Identify the Talent: Quickly identify the high-potential leaders and the critical Resilience anchors in your team. Your first people priority is ensuring these key individuals feel seen, supported, and are actively engaged in your future vision.
Phase 2: Prioritising Product (Days 31–60)
With a clear understanding of the how (the people and processes), you can now assess the what (the product and its alignment with the market).
Action Steps:
Audit the Customer Journey: Become your own customer. Book a trip, call the support line, try to change a booking. My time in Operations taught me that reality rarely matches the PowerPoints. This provides irrefutable evidence for areas needing improvement in the Product lifecycle.
Tech Stack Reality Check: Meet with your technology leaders to understand the limitations of the Tech Stack. Where are you relying on legacy GDS connections, and where can new APIs unlock innovation? Strategy must be tethered to technological reality.
Find the Quick Win: Identify one highly visible, high-friction problem (often an operational or customer service issue) that can be solved quickly and relatively easily. Executing this early win establishes momentum and demonstrates to your team that you are a pragmatic, decisive leader.
Phase 3: Prioritising Profit (Days 61–90)

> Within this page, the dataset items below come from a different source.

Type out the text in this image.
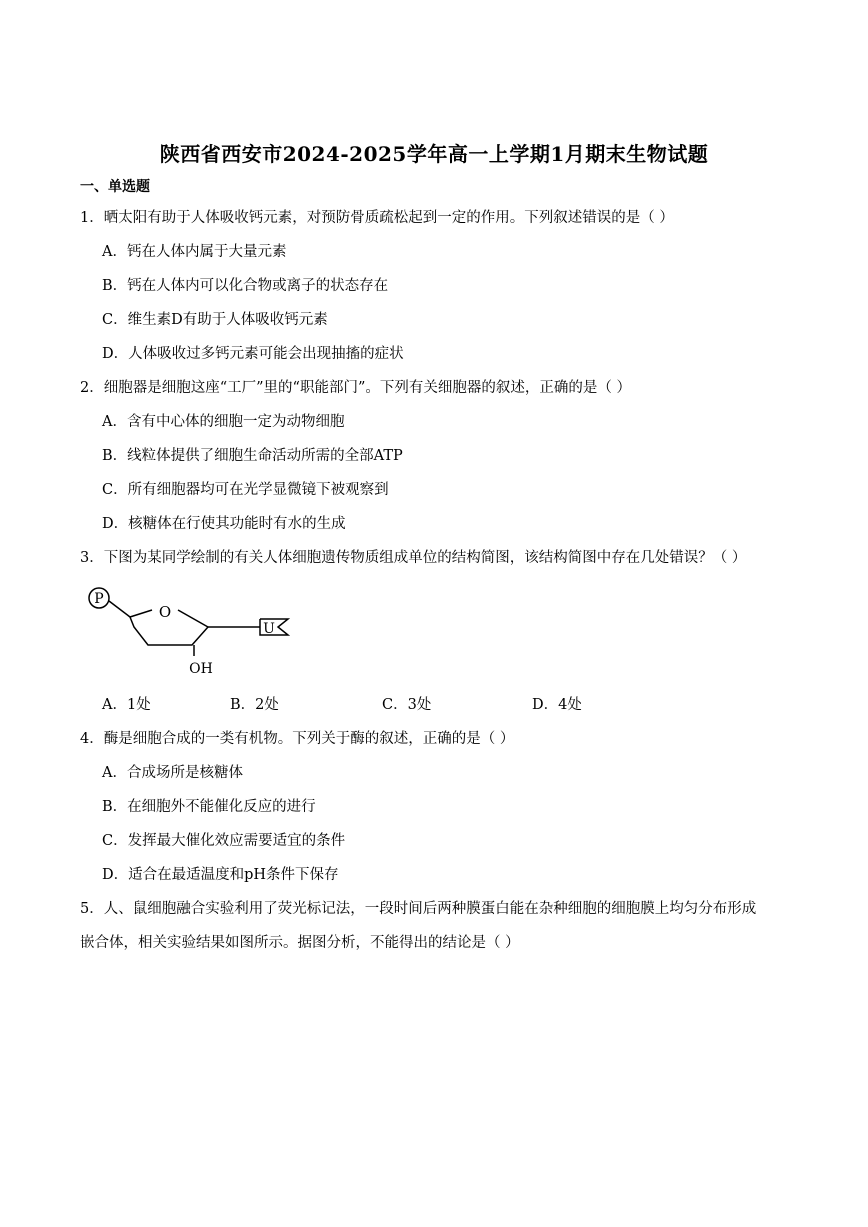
陕西省西安市2024-2025学年高一上学期1月期末生物试题
一、单选题
1．晒太阳有助于人体吸收钙元素，对预防骨质疏松起到一定的作用。下列叙述错误的是（ ）
A．钙在人体内属于大量元素
B．钙在人体内可以化合物或离子的状态存在
C．维生素D有助于人体吸收钙元素
D．人体吸收过多钙元素可能会出现抽搐的症状
2．细胞器是细胞这座“工厂”里的“职能部门”。下列有关细胞器的叙述，正确的是（ ）
A．含有中心体的细胞一定为动物细胞
B．线粒体提供了细胞生命活动所需的全部ATP
C．所有细胞器均可在光学显微镜下被观察到
D．核糖体在行使其功能时有水的生成
3．下图为某同学绘制的有关人体细胞遗传物质组成单位的结构简图，该结构简图中存在几处错误？（ ）
P
O
OH
U
A．1处	B．2处	C．3处	D．4处
4．酶是细胞合成的一类有机物。下列关于酶的叙述，正确的是（ ）
A．合成场所是核糖体
B．在细胞外不能催化反应的进行
C．发挥最大催化效应需要适宜的条件
D．适合在最适温度和pH条件下保存
5．人、鼠细胞融合实验利用了荧光标记法，一段时间后两种膜蛋白能在杂种细胞的细胞膜上均匀分布形成
嵌合体，相关实验结果如图所示。据图分析，不能得出的结论是（ ）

By now, you should have enough data to move from assessment to action, focusing on tangible commercial results and long-term Strategy.
Action Steps:
Define the Commercial North Star: Clearly articulate the one metric or outcome that defines success for your tenure. Is it boosting direct sales conversion? Lowering Sourcing costs? Improving customer lifetime value? This clarity guides all subsequent decisions.
The Strategic Roadmap: Present a simplified 12-month roadmap focused on 3–5 strategic initiatives. This roadmap should directly address the bottlenecks identified in Phase 1 and the opportunities found in Phase 2. Ensure it’s framed as a partnership plan—you need buy-in from all stakeholders.
Set the Standard for Partnership: Demonstrate your commitment to building real Partnerships with Purpose. Whether negotiating a new contract or engaging with a supplier, make it clear that your leadership style prioritises mutual value, trust, and long-term collaboration over short-term gains.
Your first 90 days are not a sprint; they are the foundation-laying phase. By prioritising people first, assessing the product second, and then strategically planning for profit, you will quickly establish the credibility and influence necessary to lead the travel industry into its next chapter.